CAO
Carbon credit manufacturer’s shares looks cheap amid serious potential for growth
by Timon Day
Camco International, (CAO:AIM) 61p, Stop loss 48.8p
Shares summary
If analysts are right Camco is dirt cheap. High risk but could be a ten-bagger.
Business:
One of world’s largest carbon credit holders and managers of carbon reduction projects
Vital stats:
Market value: £102 million
Historic PE 2007: n/a
Prospective PE 2008: 16.5
Prospective PE 2009: 5.8
Sector PE: 12.7
1-month relative strength: 37.8%
1-year relative strength: -5.7%
Yield for 2008: n/a
Spread: 3.2%
This is a risky play for those who are not afraid of a roller-coaster ride. Any company entirely dependent on inter-Governmental regulations to make a profit is automatically suspect. Yet if analysts are right, Camco is dirt cheap and capable of rising in value many times over since global concern about climate change means companies in this sector have huge growth and profit potential.
Camco was founded 20 years ago but only joined Aim in Spring 2006. Its shares have subsequently slipped from 95p to 34.5p but now appear to be on an upward path once more.
The good news is the critical carbon credit market is maturing rapidly.
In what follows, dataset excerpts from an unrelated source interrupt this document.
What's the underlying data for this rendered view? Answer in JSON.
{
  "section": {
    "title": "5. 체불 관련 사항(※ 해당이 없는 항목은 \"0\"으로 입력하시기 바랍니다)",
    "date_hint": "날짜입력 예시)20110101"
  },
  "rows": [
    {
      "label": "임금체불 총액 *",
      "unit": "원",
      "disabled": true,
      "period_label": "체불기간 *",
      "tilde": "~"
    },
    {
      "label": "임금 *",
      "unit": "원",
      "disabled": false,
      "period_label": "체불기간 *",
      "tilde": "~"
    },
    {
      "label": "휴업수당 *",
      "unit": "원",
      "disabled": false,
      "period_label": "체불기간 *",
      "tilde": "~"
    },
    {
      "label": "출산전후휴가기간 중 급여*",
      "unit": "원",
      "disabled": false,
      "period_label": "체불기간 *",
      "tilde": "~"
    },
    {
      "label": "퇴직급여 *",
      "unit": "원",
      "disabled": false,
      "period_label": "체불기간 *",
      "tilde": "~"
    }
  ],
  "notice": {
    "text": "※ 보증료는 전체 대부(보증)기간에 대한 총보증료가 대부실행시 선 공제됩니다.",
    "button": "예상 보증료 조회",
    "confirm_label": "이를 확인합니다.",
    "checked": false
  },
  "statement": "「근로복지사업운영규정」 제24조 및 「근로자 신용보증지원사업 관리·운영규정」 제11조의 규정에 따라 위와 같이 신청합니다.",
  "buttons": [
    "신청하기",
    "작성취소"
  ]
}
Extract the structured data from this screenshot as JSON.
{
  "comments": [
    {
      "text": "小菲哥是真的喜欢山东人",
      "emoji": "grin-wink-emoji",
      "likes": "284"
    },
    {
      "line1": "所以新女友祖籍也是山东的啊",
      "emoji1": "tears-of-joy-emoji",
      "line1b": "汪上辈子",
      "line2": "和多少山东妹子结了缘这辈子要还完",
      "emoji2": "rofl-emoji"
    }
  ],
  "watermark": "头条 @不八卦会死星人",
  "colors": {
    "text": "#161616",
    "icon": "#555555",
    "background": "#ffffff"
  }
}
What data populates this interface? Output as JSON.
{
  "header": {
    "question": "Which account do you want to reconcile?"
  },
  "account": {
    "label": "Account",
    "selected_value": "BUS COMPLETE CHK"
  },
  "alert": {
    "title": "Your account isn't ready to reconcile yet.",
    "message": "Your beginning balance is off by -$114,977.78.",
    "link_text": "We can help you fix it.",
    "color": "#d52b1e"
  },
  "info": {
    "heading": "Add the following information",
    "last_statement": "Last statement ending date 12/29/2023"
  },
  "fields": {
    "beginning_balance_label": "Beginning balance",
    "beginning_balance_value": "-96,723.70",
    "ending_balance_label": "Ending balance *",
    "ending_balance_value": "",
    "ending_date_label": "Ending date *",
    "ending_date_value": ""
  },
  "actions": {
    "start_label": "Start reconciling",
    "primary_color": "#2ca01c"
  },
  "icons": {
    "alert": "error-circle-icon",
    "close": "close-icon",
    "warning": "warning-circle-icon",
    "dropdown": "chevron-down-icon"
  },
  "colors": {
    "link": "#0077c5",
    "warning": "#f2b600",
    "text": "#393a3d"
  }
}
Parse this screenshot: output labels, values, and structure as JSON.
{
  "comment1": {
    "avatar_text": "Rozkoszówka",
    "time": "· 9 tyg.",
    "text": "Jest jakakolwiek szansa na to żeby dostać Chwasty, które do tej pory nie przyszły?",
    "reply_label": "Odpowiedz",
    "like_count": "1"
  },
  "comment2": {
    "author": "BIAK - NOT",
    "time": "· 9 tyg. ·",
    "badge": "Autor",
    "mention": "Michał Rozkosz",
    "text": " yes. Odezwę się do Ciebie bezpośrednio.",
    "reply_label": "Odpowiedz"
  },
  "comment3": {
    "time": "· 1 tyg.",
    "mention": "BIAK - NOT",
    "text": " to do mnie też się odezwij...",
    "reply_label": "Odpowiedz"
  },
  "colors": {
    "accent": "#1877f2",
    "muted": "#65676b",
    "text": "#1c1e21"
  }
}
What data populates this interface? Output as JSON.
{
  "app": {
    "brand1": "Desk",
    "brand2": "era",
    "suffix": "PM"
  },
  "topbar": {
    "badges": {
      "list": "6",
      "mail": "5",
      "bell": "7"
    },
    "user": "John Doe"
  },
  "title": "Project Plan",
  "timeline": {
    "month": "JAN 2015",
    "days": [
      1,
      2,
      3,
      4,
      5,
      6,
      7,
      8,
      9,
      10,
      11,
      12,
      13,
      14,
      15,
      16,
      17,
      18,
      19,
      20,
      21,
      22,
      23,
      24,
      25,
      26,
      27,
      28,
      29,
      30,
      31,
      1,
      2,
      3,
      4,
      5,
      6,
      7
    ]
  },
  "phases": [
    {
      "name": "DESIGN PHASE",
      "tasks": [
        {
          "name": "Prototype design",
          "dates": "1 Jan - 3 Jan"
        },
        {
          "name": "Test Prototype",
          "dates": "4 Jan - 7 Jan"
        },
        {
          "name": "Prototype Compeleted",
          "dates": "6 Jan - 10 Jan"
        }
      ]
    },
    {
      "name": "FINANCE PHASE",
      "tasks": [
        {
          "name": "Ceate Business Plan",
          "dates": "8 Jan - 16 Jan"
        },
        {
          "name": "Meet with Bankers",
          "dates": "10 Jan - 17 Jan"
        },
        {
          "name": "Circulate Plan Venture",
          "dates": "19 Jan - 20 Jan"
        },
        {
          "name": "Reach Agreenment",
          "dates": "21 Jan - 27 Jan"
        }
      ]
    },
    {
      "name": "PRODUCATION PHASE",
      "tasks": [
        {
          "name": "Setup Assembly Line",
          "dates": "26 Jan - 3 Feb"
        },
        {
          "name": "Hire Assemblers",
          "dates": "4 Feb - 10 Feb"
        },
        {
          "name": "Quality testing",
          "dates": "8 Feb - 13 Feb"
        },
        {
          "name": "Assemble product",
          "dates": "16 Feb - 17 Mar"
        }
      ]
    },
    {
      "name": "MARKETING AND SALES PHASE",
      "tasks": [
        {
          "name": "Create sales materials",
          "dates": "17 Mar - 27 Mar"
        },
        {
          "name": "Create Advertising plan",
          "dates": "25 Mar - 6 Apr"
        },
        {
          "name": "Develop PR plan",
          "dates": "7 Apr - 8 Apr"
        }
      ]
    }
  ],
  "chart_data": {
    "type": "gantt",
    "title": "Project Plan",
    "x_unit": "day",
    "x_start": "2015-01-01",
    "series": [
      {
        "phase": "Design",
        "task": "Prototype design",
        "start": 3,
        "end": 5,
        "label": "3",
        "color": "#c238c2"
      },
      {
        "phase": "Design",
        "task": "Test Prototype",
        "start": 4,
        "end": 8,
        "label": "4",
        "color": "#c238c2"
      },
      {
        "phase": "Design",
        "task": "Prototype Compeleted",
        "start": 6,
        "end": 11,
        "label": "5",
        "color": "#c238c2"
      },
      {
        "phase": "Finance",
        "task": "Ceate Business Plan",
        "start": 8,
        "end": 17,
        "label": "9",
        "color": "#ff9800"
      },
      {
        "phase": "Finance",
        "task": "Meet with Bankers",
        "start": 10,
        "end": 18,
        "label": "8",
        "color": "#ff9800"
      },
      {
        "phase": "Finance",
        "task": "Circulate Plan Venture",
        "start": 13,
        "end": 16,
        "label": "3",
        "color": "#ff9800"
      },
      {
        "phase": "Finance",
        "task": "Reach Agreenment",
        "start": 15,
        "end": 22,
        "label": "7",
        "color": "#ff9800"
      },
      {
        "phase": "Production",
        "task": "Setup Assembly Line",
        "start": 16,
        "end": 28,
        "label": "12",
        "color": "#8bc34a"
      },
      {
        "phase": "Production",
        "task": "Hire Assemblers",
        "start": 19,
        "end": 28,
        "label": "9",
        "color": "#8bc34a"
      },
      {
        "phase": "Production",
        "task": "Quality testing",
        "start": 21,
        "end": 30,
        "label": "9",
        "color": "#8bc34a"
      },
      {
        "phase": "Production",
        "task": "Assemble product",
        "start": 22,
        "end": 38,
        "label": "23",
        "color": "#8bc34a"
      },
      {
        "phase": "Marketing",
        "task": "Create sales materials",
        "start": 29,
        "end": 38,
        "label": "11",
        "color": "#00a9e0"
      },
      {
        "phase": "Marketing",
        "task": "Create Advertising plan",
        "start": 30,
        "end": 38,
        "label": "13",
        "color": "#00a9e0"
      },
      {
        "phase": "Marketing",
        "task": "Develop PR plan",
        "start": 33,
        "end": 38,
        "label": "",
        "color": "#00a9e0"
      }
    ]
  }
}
This enables companies such Camco and Trading Emissions to put a more realistic value on their carbon projects.
Broker Landsbanki says: ‘The carbon market is beginning to show signs of life and the carbon development companies are starting to create value from their carbon portfolios. While some uncertainty about the delivery of credits remains, there are increasing signs that credits do have a ready market when delivered.’
This statement followed Camco’s first auction of certified emission reductions (CERs) from nine projects. The sale of 5.8 million CERs last month was four times over-subscribed and the price around a fifth higher than forecast two years ago. It is understood each credit was sold for more than €20 a tonne meaning Camco and its partners will pocket £93 million, including £12 million upfront.
Camco is committed to delivering 127 million tonnes of credits in the First Kyoto Commitment Period which ends in 2012. At the above price these credits will fetch almost £2 billion. Camco will not make anything like this amount in profit as much of the tonnage is shared with its clients and some is voluntary market offsets which will generate maybe €2 per tonne profit.
Even so, the potential is mouth-watering if CER prices, which have fluctuated wildly, stay above the €20 mark – and they stood at around €24 as Shares went to press.
Bringing in the bacon
Camco also has a thriving consultancy business which brings in the CER bacon. It is strong in Japan and also the USA, which is finally expected to back carbon trading after years of denial under the Bush regime. It is also big in China where many companies are taking advantage of European Union largesse to fund carbon reduction projects such as the Yangquan methane-to- power project. Camco recently bought a leading Chinese consultancy ClearWorld Energy Ventures for a nominal sum upfront but for a potential earn-out of around £12 million.
The consensus is for Camco to make profits of just over £6 million this year trebling to £18 million in 2009 and doubling again in 2010. With £14 million cash Camco is not short of money or ambition and it is interesting to note directors have been topping up their holdings recently, while staff are taking bonuses in shares not cash.